Let's summarize what we've accomplished with the automated EDA:

In [None]:
print("🎉 AUTOMATED EDA COMPLETED!")
print("=" * 50)

print("\n✅ Tasks Completed:")
tasks = [
    "Data integrity validation",
    "Basic data information analysis",
    "Statistical summary generation",
    "Missing value handling",
    "Duplicate detection and removal",
    "Outlier detection and treatment",
    "Automated feature engineering",
    "Feature scaling and normalization",
    "Anomaly detection with visualization",
    "Comprehensive report generation",
    "Custom analysis functions"
]

for i, task in enumerate(tasks, 1):
    print(f"{i:2d}. {task}")

print("\n📊 Dataset Transformation Summary:")
print(f"   • Original columns: {len(df.columns)}")
print(f"   • Final columns: {len(transformed_df.columns)}")
print(f"   • Features added: {len(transformed_df.columns) - len(df.columns)}")
print(f"   • Missing values eliminated: {df.isnull().sum().sum()} → {transformed_df.isnull().sum().sum()}")
print(f"   • Dataset ready for ML: ✅")

print("\n🎯 Next Steps:")
print("   1. Use the transformed dataset for machine learning models")
print("   2. Apply the same EDA pipeline to new datasets")
print("   3. Customize the analysis based on specific domain requirements")
print("   4. Explore advanced feature engineering techniques")
print("   5. Move to Module 3: Supervised Learning")
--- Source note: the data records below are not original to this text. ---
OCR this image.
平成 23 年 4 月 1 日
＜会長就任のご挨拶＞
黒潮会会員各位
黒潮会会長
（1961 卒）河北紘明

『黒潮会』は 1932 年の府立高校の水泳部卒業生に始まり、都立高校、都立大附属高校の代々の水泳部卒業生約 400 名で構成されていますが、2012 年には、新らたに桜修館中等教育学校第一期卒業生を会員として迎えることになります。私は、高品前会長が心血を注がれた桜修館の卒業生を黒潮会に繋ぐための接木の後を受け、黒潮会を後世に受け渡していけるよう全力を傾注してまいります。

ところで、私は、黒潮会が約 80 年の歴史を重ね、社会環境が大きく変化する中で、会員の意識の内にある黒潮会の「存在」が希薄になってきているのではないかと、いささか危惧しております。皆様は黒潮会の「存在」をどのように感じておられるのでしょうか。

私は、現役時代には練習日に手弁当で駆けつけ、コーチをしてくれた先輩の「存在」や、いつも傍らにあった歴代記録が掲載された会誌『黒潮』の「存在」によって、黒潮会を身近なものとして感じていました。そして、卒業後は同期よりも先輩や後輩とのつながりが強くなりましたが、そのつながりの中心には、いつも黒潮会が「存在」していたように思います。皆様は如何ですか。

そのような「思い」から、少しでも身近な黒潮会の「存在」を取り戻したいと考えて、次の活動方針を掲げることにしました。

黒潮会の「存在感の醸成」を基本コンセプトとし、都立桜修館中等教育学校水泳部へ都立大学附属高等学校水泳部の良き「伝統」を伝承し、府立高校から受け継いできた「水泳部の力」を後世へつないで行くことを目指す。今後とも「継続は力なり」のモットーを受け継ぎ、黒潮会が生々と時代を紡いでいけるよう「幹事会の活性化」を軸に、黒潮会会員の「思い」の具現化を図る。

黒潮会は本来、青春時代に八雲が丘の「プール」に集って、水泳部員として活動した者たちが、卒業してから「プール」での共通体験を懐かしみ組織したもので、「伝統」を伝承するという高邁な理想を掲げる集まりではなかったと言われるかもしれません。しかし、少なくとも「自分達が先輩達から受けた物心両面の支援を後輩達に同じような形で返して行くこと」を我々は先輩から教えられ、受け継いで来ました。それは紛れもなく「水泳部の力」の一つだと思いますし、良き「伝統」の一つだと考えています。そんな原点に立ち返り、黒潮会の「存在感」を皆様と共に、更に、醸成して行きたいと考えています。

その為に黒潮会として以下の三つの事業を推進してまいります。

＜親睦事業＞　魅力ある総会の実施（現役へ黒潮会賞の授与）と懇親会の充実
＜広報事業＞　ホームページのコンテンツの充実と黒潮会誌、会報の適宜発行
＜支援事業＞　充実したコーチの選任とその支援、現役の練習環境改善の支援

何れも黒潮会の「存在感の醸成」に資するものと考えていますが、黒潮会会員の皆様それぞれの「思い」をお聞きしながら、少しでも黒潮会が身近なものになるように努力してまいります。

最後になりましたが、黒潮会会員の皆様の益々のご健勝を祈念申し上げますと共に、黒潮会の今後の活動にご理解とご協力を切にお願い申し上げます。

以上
print("\n🚀 You're now ready to build machine learning models with clean, well-prepared data!")

## Key Takeaways

### What You've Learned:

1. **Automated Analysis**: How to use existing tools to quickly analyze datasets
2. **Data Quality**: Importance of data validation and integrity checks
3. **Missing Value Strategies**: Different approaches for different data types
4. **Outlier Detection**: Multiple methods for identifying unusual data points
5. **Feature Engineering**: Automated creation of new meaningful features
6. **Scaling and Normalization**: Preparing data for machine learning algorithms
7. **Anomaly Detection**: Using unsupervised methods to find unusual patterns
8. **Report Generation**: Creating comprehensive documentation of analysis

### Best Practices:

- Always validate data integrity before analysis
- Handle missing values appropriately for each data type
- Visualize distributions and relationships
- Document all preprocessing steps
- Save intermediate results for reproducibility
- Use automation for routine tasks, but understand what's happening

### Exercise for Practice:

Try applying this automated EDA workflow to different types of datasets:
- Time series data (stock prices, sensor readings)
- Text data (customer reviews, social media posts)
- Image metadata (if working with computer vision datasets)
- Mixed data types (combination of numerical, categorical, and text)

The GeneralEDA class provides a solid foundation that you can extend and customize for specific use cases!